= GP5 chip =

Probability processor IC developed by Lyric Semiconductor

The GP5 chip

The GP5 is a co-processor accelerator built to accelerate discrete belief propagation on factor graphs and other large-scale tensor product operations for machine learning. It is related to, and anticipated by a number of years, the Google Tensor Processing Unit

It is designed to run as a co-processor with another controller (such as a CPU (x86) or an ARM/MIPS/Tensilica core). It was developed as the culmination of DARPA's Analog Logic program

The GP5 has a fairly exotic architecture, resembling neither a GPU nor a DSP, and leverages massive fine-grained and coarse-grained parallelism. It is deeply pipelined. The different algorithmic tasks involved in performing belief propagation updates are performed by independent, heterogeneous compute units. The performance of the chip is governed by the structure of the machine learning workload being evaluated. In typical cases, the GP5 is roughly 100 times faster and 100 times more energy efficient than a single core of a modern core i7 performing a comparable task.
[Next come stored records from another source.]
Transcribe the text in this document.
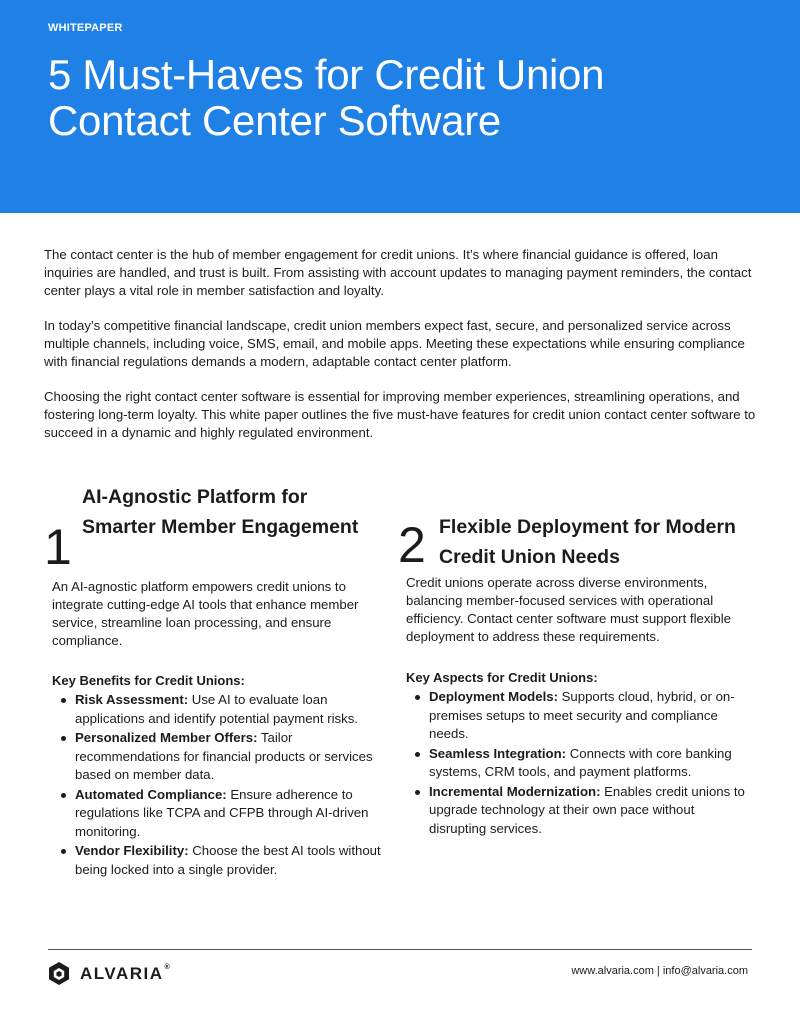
WHITEPAPER
5 Must-Haves for Credit Union Contact Center Software

The contact center is the hub of member engagement for credit unions. It’s where financial guidance is offered, loan inquiries are handled, and trust is built. From assisting with account updates to managing payment reminders, the contact center plays a vital role in member satisfaction and loyalty.

In today’s competitive financial landscape, credit union members expect fast, secure, and personalized service across multiple channels, including voice, SMS, email, and mobile apps. Meeting these expectations while ensuring compliance with financial regulations demands a modern, adaptable contact center platform.

Choosing the right contact center software is essential for improving member experiences, streamlining operations, and fostering long-term loyalty. This white paper outlines the five must-have features for credit union contact center software to succeed in a dynamic and highly regulated environment.

1
AI-Agnostic Platform for Smarter Member Engagement

An AI-agnostic platform empowers credit unions to integrate cutting-edge AI tools that enhance member service, streamline loan processing, and ensure compliance.

Key Benefits for Credit Unions:
Risk Assessment: Use AI to evaluate loan applications and identify potential payment risks.
Personalized Member Offers: Tailor recommendations for financial products or services based on member data.
Automated Compliance: Ensure adherence to regulations like TCPA and CFPB through AI-driven monitoring.
Vendor Flexibility: Choose the best AI tools without being locked into a single provider.
2 Flexible Deployment for Modern Credit Union Needs

Credit unions operate across diverse environments, balancing member-focused services with operational efficiency. Contact center software must support flexible deployment to address these requirements.

Key Aspects for Credit Unions:
Deployment Models: Supports cloud, hybrid, or on-premises setups to meet security and compliance needs.
Seamless Integration: Connects with core banking systems, CRM tools, and payment platforms.
Incremental Modernization: Enables credit unions to upgrade technology at their own pace without disrupting services.
ALVARIA®	www.alvaria.com | info@alvaria.com
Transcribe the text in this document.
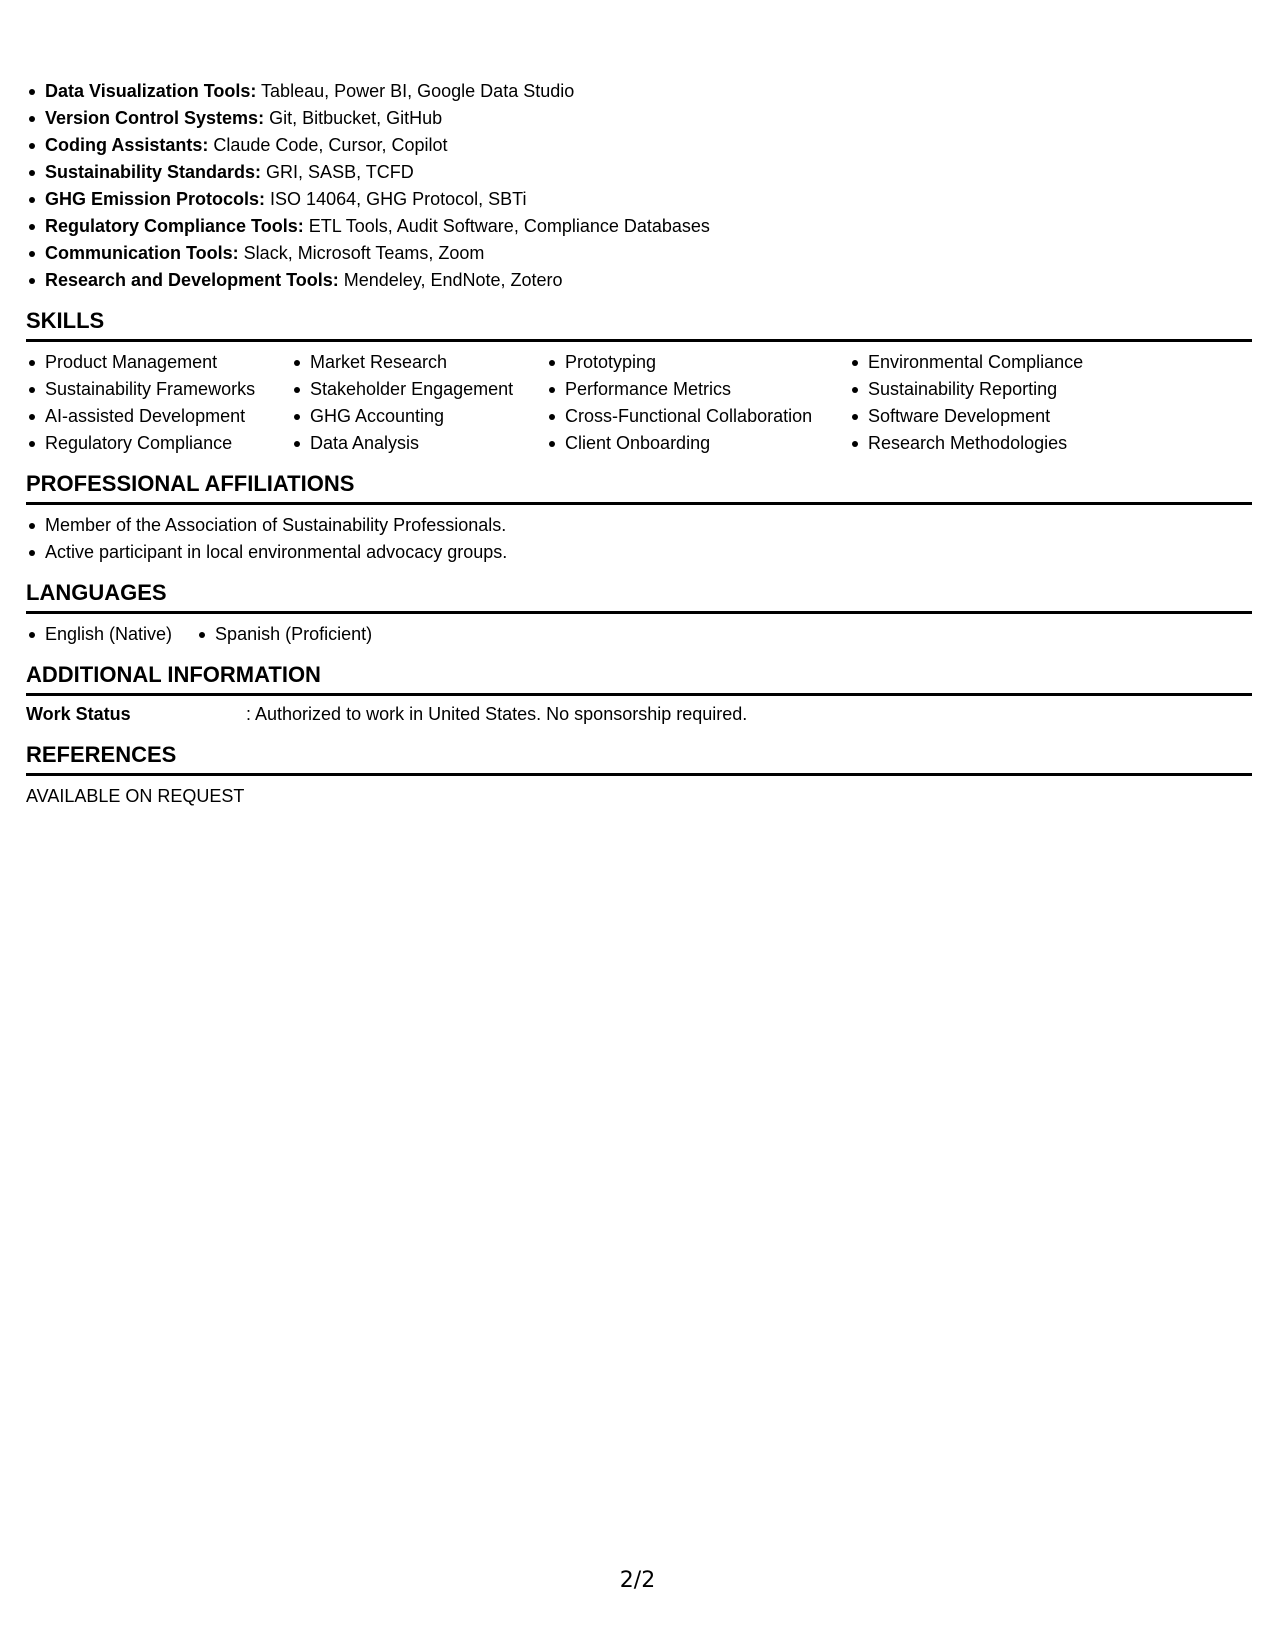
Data Visualization Tools: Tableau, Power BI, Google Data Studio
Version Control Systems: Git, Bitbucket, GitHub
Coding Assistants: Claude Code, Cursor, Copilot
Sustainability Standards: GRI, SASB, TCFD
GHG Emission Protocols: ISO 14064, GHG Protocol, SBTi
Regulatory Compliance Tools: ETL Tools, Audit Software, Compliance Databases
Communication Tools: Slack, Microsoft Teams, Zoom
Research and Development Tools: Mendeley, EndNote, Zotero
SKILLS
Product Management
Sustainability Frameworks
AI-assisted Development
Regulatory Compliance
Market Research
Stakeholder Engagement
GHG Accounting
Data Analysis
Prototyping
Performance Metrics
Cross-Functional Collaboration
Client Onboarding
Environmental Compliance
Sustainability Reporting
Software Development
Research Methodologies
PROFESSIONAL AFFILIATIONS
Member of the Association of Sustainability Professionals.
Active participant in local environmental advocacy groups.
LANGUAGES
English (Native)	Spanish (Proficient)
ADDITIONAL INFORMATION
Work Status	: Authorized to work in United States. No sponsorship required.
REFERENCES
AVAILABLE ON REQUEST
2/2
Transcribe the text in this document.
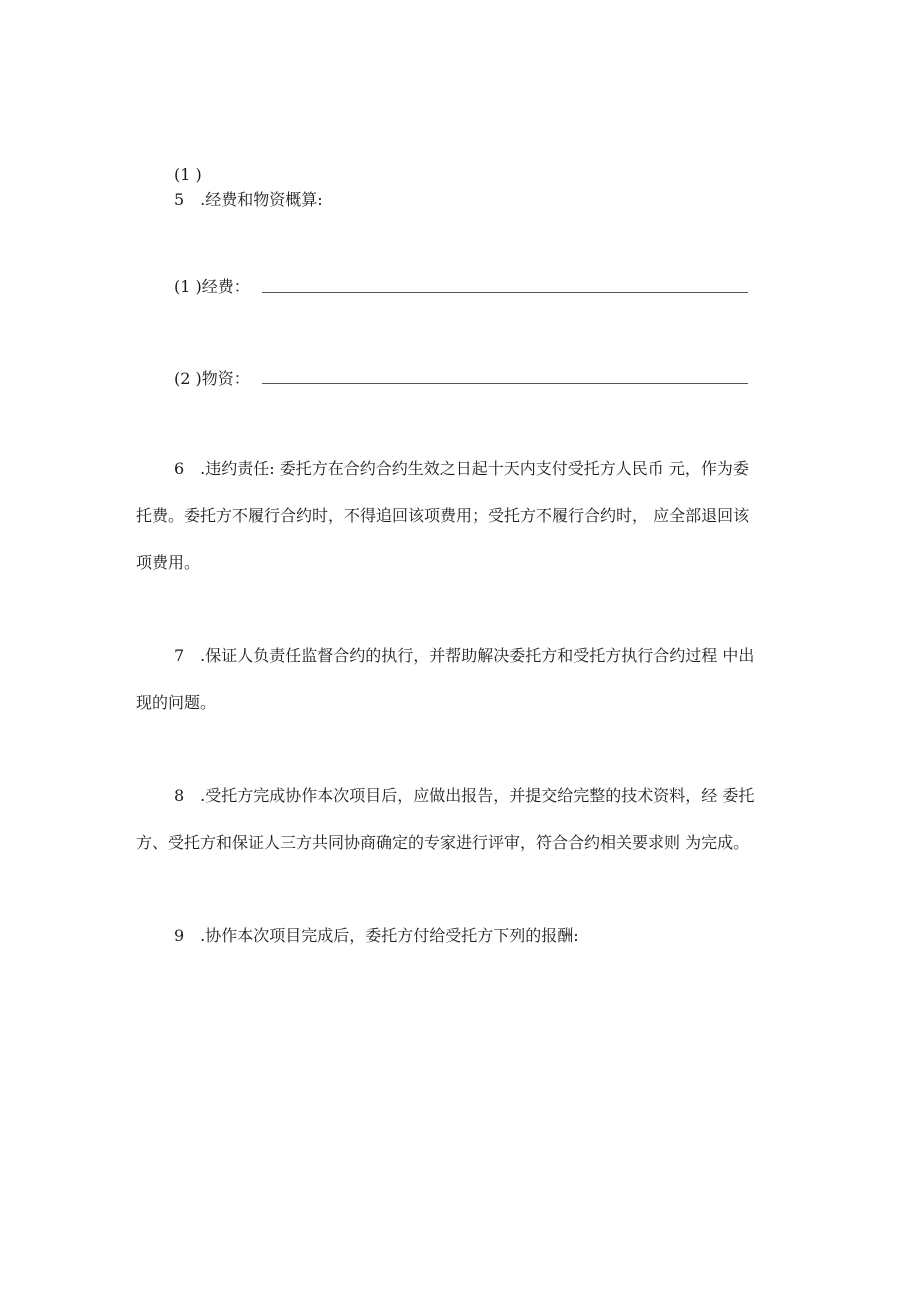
(1 )
5　.经费和物资概算:
(1 )经费：
(2 )物资：
6　.违约责任: 委托方在合约合约生效之日起十天内支付受托方人民币 元，作为委
托费。委托方不履行合约时，不得追回该项费用；受托方不履行合约时， 应全部退回该
项费用。
7　.保证人负责任监督合约的执行，并帮助解决委托方和受托方执行合约过程 中出
现的问题。
8　.受托方完成协作本次项目后，应做出报告，并提交给完整的技术资料，经 委托
方、受托方和保证人三方共同协商确定的专家进行评审，符合合约相关要求则 为完成。
9　.协作本次项目完成后，委托方付给受托方下列的报酬:
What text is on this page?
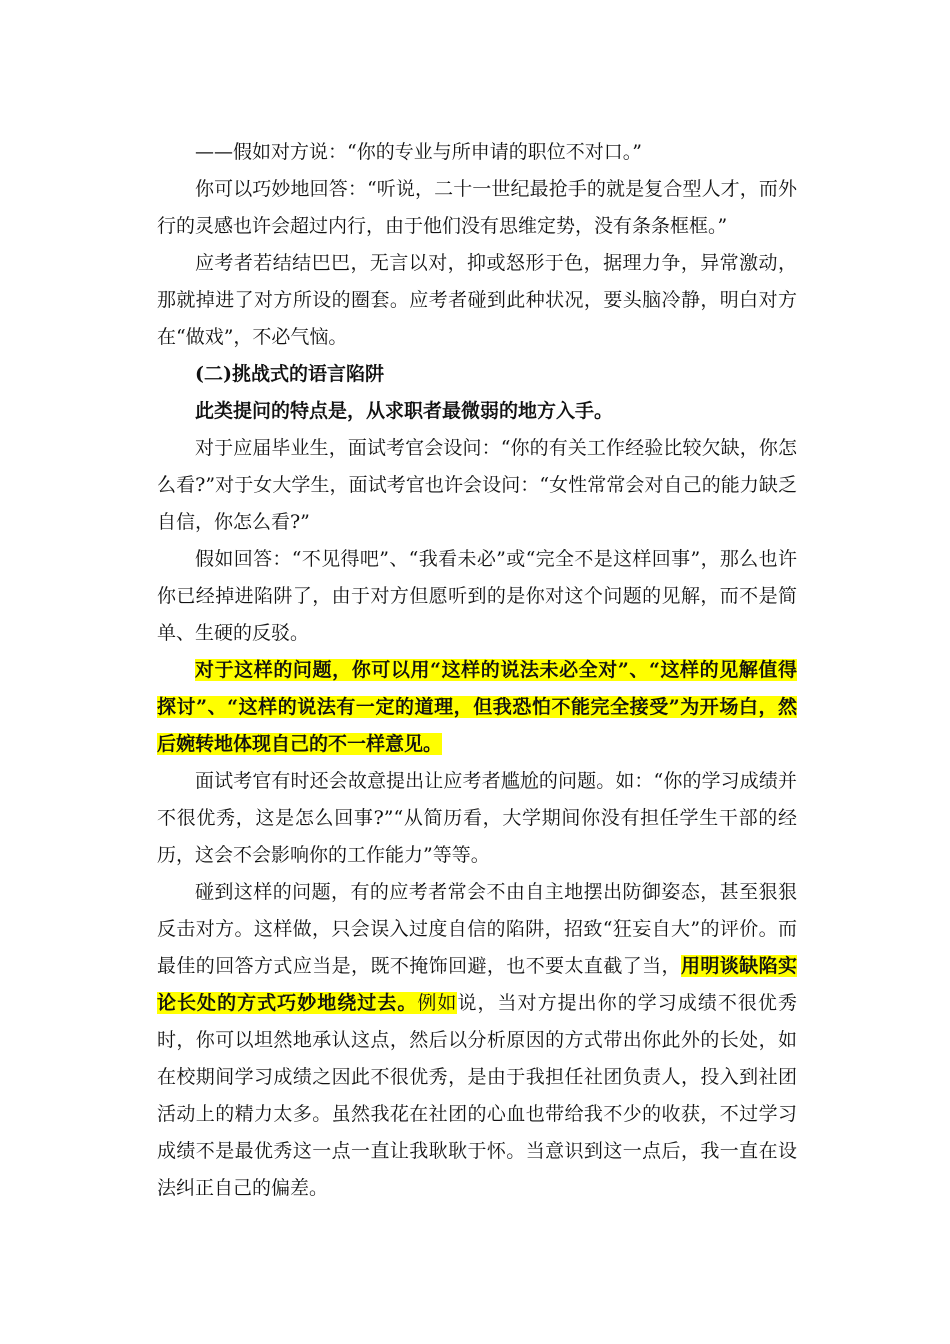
——假如对方说：“你的专业与所申请的职位不对口。”

你可以巧妙地回答：“听说，二十一世纪最抢手的就是复合型人才，而外行的灵感也许会超过内行，由于他们没有思维定势，没有条条框框。”

应考者若结结巴巴，无言以对，抑或怒形于色，据理力争，异常激动，那就掉进了对方所设的圈套。应考者碰到此种状况，要头脑冷静，明白对方在“做戏”，不必气恼。

(二)挑战式的语言陷阱

此类提问的特点是，从求职者最微弱的地方入手。

对于应届毕业生，面试考官会设问：“你的有关工作经验比较欠缺，你怎么看?”对于女大学生，面试考官也许会设问：“女性常常会对自己的能力缺乏自信，你怎么看?”

假如回答：“不见得吧”、“我看未必”或“完全不是这样回事”，那么也许你已经掉进陷阱了，由于对方但愿听到的是你对这个问题的见解，而不是简单、生硬的反驳。

对于这样的问题，你可以用“这样的说法未必全对”、“这样的见解值得探讨”、“这样的说法有一定的道理，但我恐怕不能完全接受”为开场白，然后婉转地体现自己的不一样意见。

面试考官有时还会故意提出让应考者尴尬的问题。如：“你的学习成绩并不很优秀，这是怎么回事?”“从简历看，大学期间你没有担任学生干部的经历，这会不会影响你的工作能力”等等。

碰到这样的问题，有的应考者常会不由自主地摆出防御姿态，甚至狠狠反击对方。这样做，只会误入过度自信的陷阱，招致“狂妄自大”的评价。而最佳的回答方式应当是，既不掩饰回避，也不要太直截了当，用明谈缺陷实论长处的方式巧妙地绕过去。例如说，当对方提出你的学习成绩不很优秀时，你可以坦然地承认这点，然后以分析原因的方式带出你此外的长处，如在校期间学习成绩之因此不很优秀，是由于我担任社团负责人，投入到社团活动上的精力太多。虽然我花在社团的心血也带给我不少的收获，不过学习成绩不是最优秀这一点一直让我耿耿于怀。当意识到这一点后，我一直在设法纠正自己的偏差。
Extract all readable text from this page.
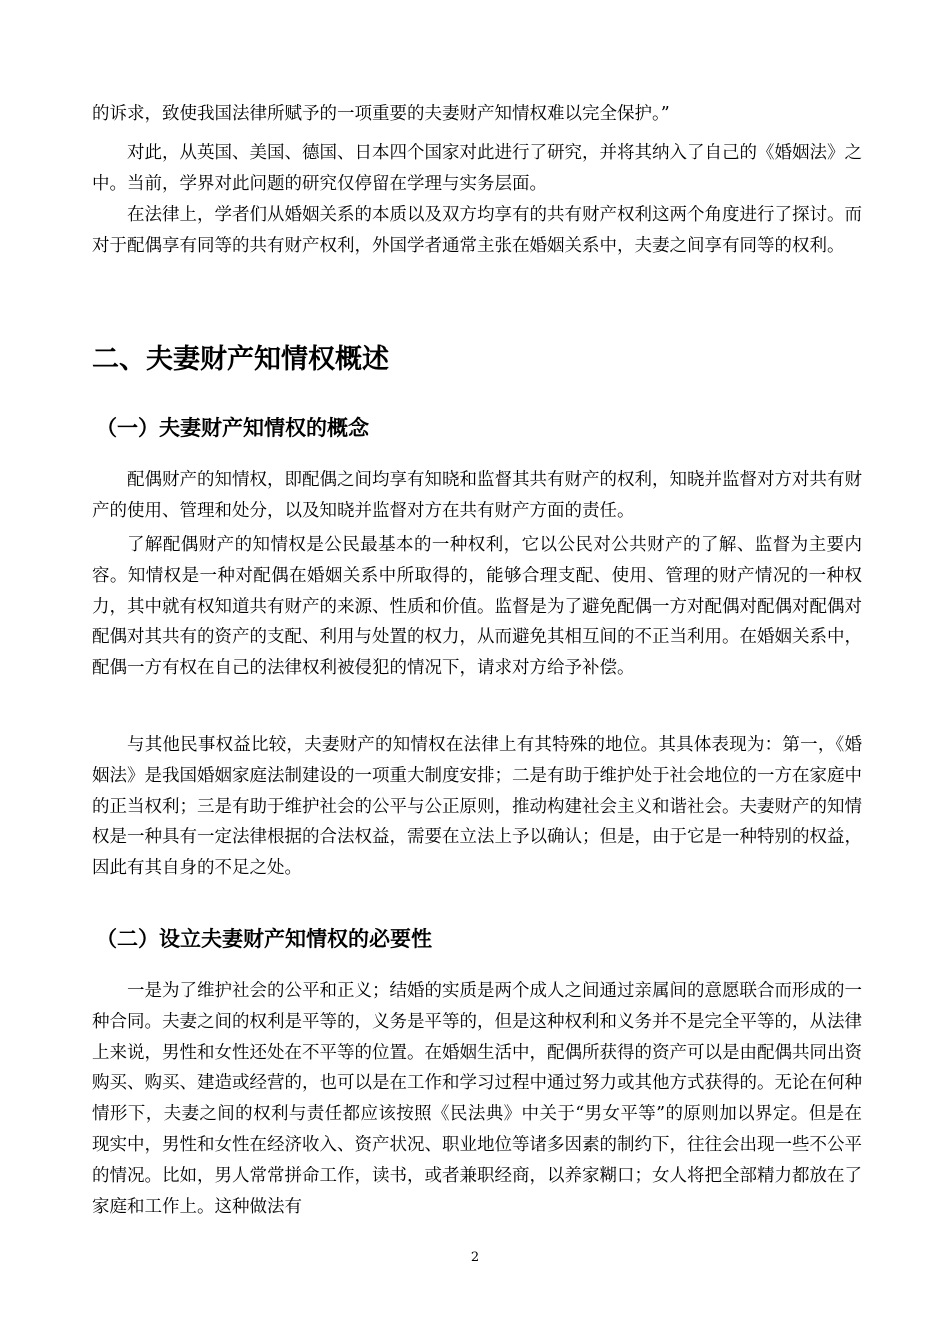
的诉求，致使我国法律所赋予的一项重要的夫妻财产知情权难以完全保护。”

对此，从英国、美国、德国、日本四个国家对此进行了研究，并将其纳入了自己的《婚姻法》之中。当前，学界对此问题的研究仅停留在学理与实务层面。

在法律上，学者们从婚姻关系的本质以及双方均享有的共有财产权利这两个角度进行了探讨。而对于配偶享有同等的共有财产权利，外国学者通常主张在婚姻关系中，夫妻之间享有同等的权利。

二、夫妻财产知情权概述
（一）夫妻财产知情权的概念

配偶财产的知情权，即配偶之间均享有知晓和监督其共有财产的权利，知晓并监督对方对共有财产的使用、管理和处分，以及知晓并监督对方在共有财产方面的责任。

了解配偶财产的知情权是公民最基本的一种权利，它以公民对公共财产的了解、监督为主要内容。知情权是一种对配偶在婚姻关系中所取得的，能够合理支配、使用、管理的财产情况的一种权力，其中就有权知道共有财产的来源、性质和价值。监督是为了避免配偶一方对配偶对配偶对配偶对配偶对其共有的资产的支配、利用与处置的权力，从而避免其相互间的不正当利用。在婚姻关系中，配偶一方有权在自己的法律权利被侵犯的情况下，请求对方给予补偿。

与其他民事权益比较，夫妻财产的知情权在法律上有其特殊的地位。其具体表现为：第一，《婚姻法》是我国婚姻家庭法制建设的一项重大制度安排；二是有助于维护处于社会地位的一方在家庭中的正当权利；三是有助于维护社会的公平与公正原则，推动构建社会主义和谐社会。夫妻财产的知情权是一种具有一定法律根据的合法权益，需要在立法上予以确认；但是，由于它是一种特别的权益，因此有其自身的不足之处。

（二）设立夫妻财产知情权的必要性

一是为了维护社会的公平和正义；结婚的实质是两个成人之间通过亲属间的意愿联合而形成的一种合同。夫妻之间的权利是平等的，义务是平等的，但是这种权利和义务并不是完全平等的，从法律上来说，男性和女性还处在不平等的位置。在婚姻生活中，配偶所获得的资产可以是由配偶共同出资购买、购买、建造或经营的，也可以是在工作和学习过程中通过努力或其他方式获得的。无论在何种情形下，夫妻之间的权利与责任都应该按照《民法典》中关于“男女平等”的原则加以界定。但是在现实中，男性和女性在经济收入、资产状况、职业地位等诸多因素的制约下，往往会出现一些不公平的情况。比如，男人常常拼命工作，读书，或者兼职经商，以养家糊口；女人将把全部精力都放在了家庭和工作上。这种做法有

2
It is roughly 10 times faster and 1000 times more energy efficient than a state-of-the art GPU. It is roughly 1000 times faster and 10 times more energy efficient than a state-of-the-art ARM processor. It was benchmarked on typical machine learning and inference workloads that included protein side-chain folding, turbo error correction decoding, stereo vision, signal noise reduction, and others.

Analog Devices, Inc. acquired the intellectual property for the GP5 when it acquired Lyric Semiconductor, Inc. in 2011.